Drawing RNA’s Finest
Nobel Laureate in Chemistry Thomas A. Steitz, who is scheduled to attend a symposium session at The RNA Institute on March 17. |
ALBANY, N.Y. (January 24, 2017) — Thomas A. Steitz will become the third Nobel Prize-winning scientist to visit The RNA Institute in the past year when he delivers the keynote address at the Institute’s 4th Annual Symposium on RNA Science & Its Applications on Friday, March 17.

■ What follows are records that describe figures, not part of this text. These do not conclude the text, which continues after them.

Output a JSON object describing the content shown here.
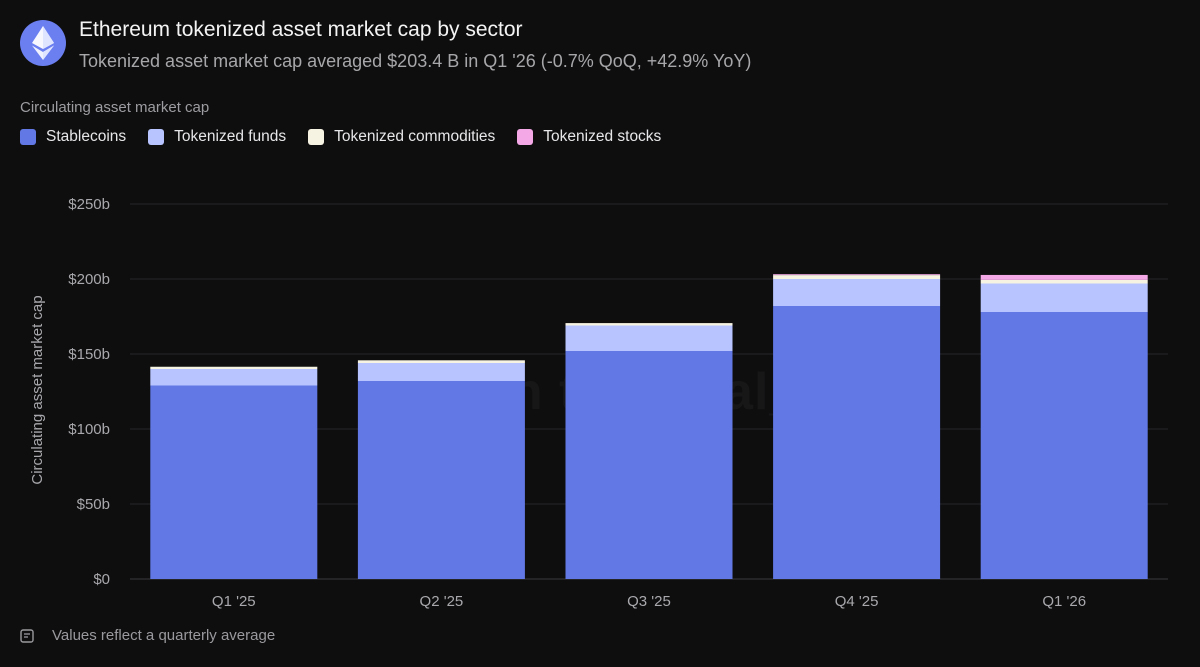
{
  "header": {
    "title": "Ethereum tokenized asset market cap by sector",
    "subtitle": "Tokenized asset market cap averaged $203.4 B in Q1 '26 (-0.7% QoQ, +42.9% YoY)",
    "logo_icon": "ethereum-logo-icon"
  },
  "legend": {
    "title": "Circulating asset market cap",
    "items": [
      {
        "label": "Stablecoins",
        "color": "#6279e5"
      },
      {
        "label": "Tokenized funds",
        "color": "#b7c4ff"
      },
      {
        "label": "Tokenized commodities",
        "color": "#f7f3e3"
      },
      {
        "label": "Tokenized stocks",
        "color": "#f4a9e6"
      }
    ]
  },
  "watermark": "token terminal_",
  "footer": {
    "note": "Values reflect a quarterly average",
    "icon": "note-icon"
  },
  "chart_data": {
    "type": "bar",
    "stacked": true,
    "categories": [
      "Q1 '25",
      "Q2 '25",
      "Q3 '25",
      "Q4 '25",
      "Q1 '26"
    ],
    "series": [
      {
        "name": "Stablecoins",
        "color": "#6279e5",
        "values": [
          129,
          132,
          152,
          182,
          178
        ]
      },
      {
        "name": "Tokenized funds",
        "color": "#b7c4ff",
        "values": [
          11,
          12,
          17,
          18,
          19
        ]
      },
      {
        "name": "Tokenized commodities",
        "color": "#f7f3e3",
        "values": [
          1.5,
          1.8,
          1.6,
          2.6,
          2.4
        ]
      },
      {
        "name": "Tokenized stocks",
        "color": "#f4a9e6",
        "values": [
          0,
          0,
          0,
          0.6,
          3.3
        ]
      }
    ],
    "ylabel": "Circulating asset market cap",
    "ylim": [
      0,
      250
    ],
    "yticks": [
      0,
      50,
      100,
      150,
      200,
      250
    ],
    "ytick_labels": [
      "$0",
      "$50b",
      "$100b",
      "$150b",
      "$200b",
      "$250b"
    ],
    "grid": true
  }
}
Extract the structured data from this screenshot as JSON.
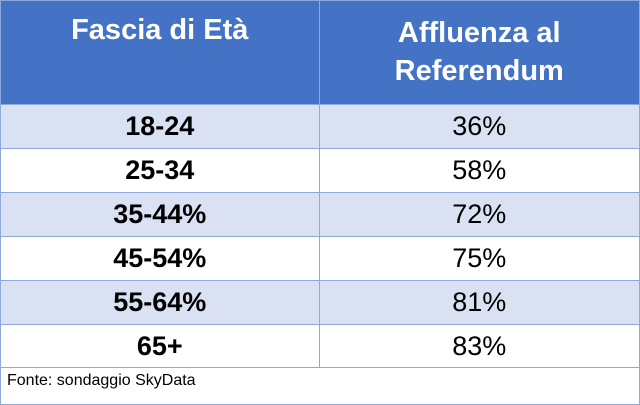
{
  "table": {
    "headers": [
      "Fascia di Età",
      "Affluenza al Referendum"
    ],
    "rows": [
      {
        "age_group": "18-24",
        "turnout": "36%"
      },
      {
        "age_group": "25-34",
        "turnout": "58%"
      },
      {
        "age_group": "35-44%",
        "turnout": "72%"
      },
      {
        "age_group": "45-54%",
        "turnout": "75%"
      },
      {
        "age_group": "55-64%",
        "turnout": "81%"
      },
      {
        "age_group": "65+",
        "turnout": "83%"
      }
    ],
    "source": "Fonte: sondaggio SkyData"
  },
  "colors": {
    "header_bg": "#4472c4",
    "header_text": "#ffffff",
    "band_row": "#d9e1f2",
    "plain_row": "#ffffff",
    "grid_line": "#8ea9db"
  },
  "chart_data": {
    "type": "table",
    "columns": [
      "Fascia di Età",
      "Affluenza al Referendum"
    ],
    "categories": [
      "18-24",
      "25-34",
      "35-44%",
      "45-54%",
      "55-64%",
      "65+"
    ],
    "values": [
      36,
      58,
      72,
      75,
      81,
      83
    ],
    "unit": "%",
    "source": "Fonte: sondaggio SkyData"
  }
}
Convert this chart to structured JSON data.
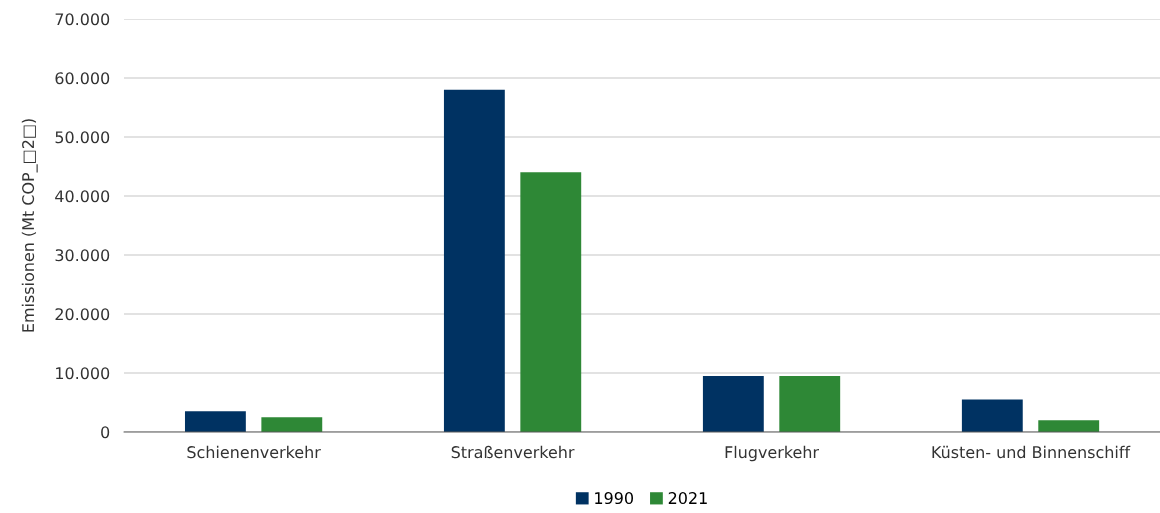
{
  "chart_data": {
    "type": "bar",
    "ylabel": "Emissionen (Mt COP_□2□)",
    "categories": [
      "Schienenverkehr",
      "Straßenverkehr",
      "Flugverkehr",
      "Küsten- und Binnenschiff"
    ],
    "series": [
      {
        "name": "1990",
        "color": "#003262",
        "values": [
          3500,
          58000,
          9500,
          5500
        ]
      },
      {
        "name": "2021",
        "color": "#2e8836",
        "values": [
          2500,
          44000,
          9500,
          2000
        ]
      }
    ],
    "ylim": [
      0,
      70000
    ],
    "yticks": [
      {
        "value": 0,
        "label": "0"
      },
      {
        "value": 10000,
        "label": "10.000"
      },
      {
        "value": 20000,
        "label": "20.000"
      },
      {
        "value": 30000,
        "label": "30.000"
      },
      {
        "value": 40000,
        "label": "40.000"
      },
      {
        "value": 50000,
        "label": "50.000"
      },
      {
        "value": 60000,
        "label": "60.000"
      },
      {
        "value": 70000,
        "label": "70.000"
      }
    ],
    "grid": "y",
    "legend": "bottom"
  }
}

Steitz, a 2009 Nobel Laureate in chemistry, is the Sterling Professor of Molecular Biophysics & Biochemistry and Howard Hughes Medical Institute Investigator at Yale University. He will speak in the last of four sessions, “RNA Structure Informs Function,” chaired by UAlbany’s Marlene Belfort of Biology. The session also includes Denis LJ Lafontaine, professor and research director of the Fonds de la Recherche Scientifique at the Université Libre de Bruxelles.
The symposiums’ other three sessions, running from 8:45 a.m. to 3:25 p.m., with keynote speakers, will be:
- mRNA Therapeutics: Processing and Targeting, with Melissa J. Moore (keynote), Eleanor Eustis Farrington Chair of Cancer Research at UMass Medical School, Kristen Lynch, professor of biochemistry and biophysics at UPenn School of Medicine, and moderator Eric Sontheimer of the RNA Therapeutics Institute at UMass Medical School.
- RNA Trafficking, Signaling and Imaging, with Maria Barna (keynote,) assistant professor of developmental biology and genetics at Stanford School of Medine, Mikala Egeblad, associate professor at Cold Spring Harbor Labs, and moderator Tom Gineras of Cold Spring Harbor Labs.
- lncRNAs and Therapeutic Applications, with Jeanne B. Lawrence (keynote), professor and interim chair of the Department of Cell & Developmental Biology at UMass Medical School.
Hands-on workshops on RNA topics will be held throughout Thursday, March 16.
Steitz joins Nobel Laureate Ada Yonath, who shared the 2009 prize with him "for studies of the structure and function of the ribosome," serves on the Institute’s Scientific Advisory Board, and received an honorary UAlbany degree after speaking at the May 2016 commencement ceremony; and Tom Cech, winner of the Nobel Prize in Chemistry in 1989 who came to the Institute last October.
Early registration for the conference is available until Monday, February 20.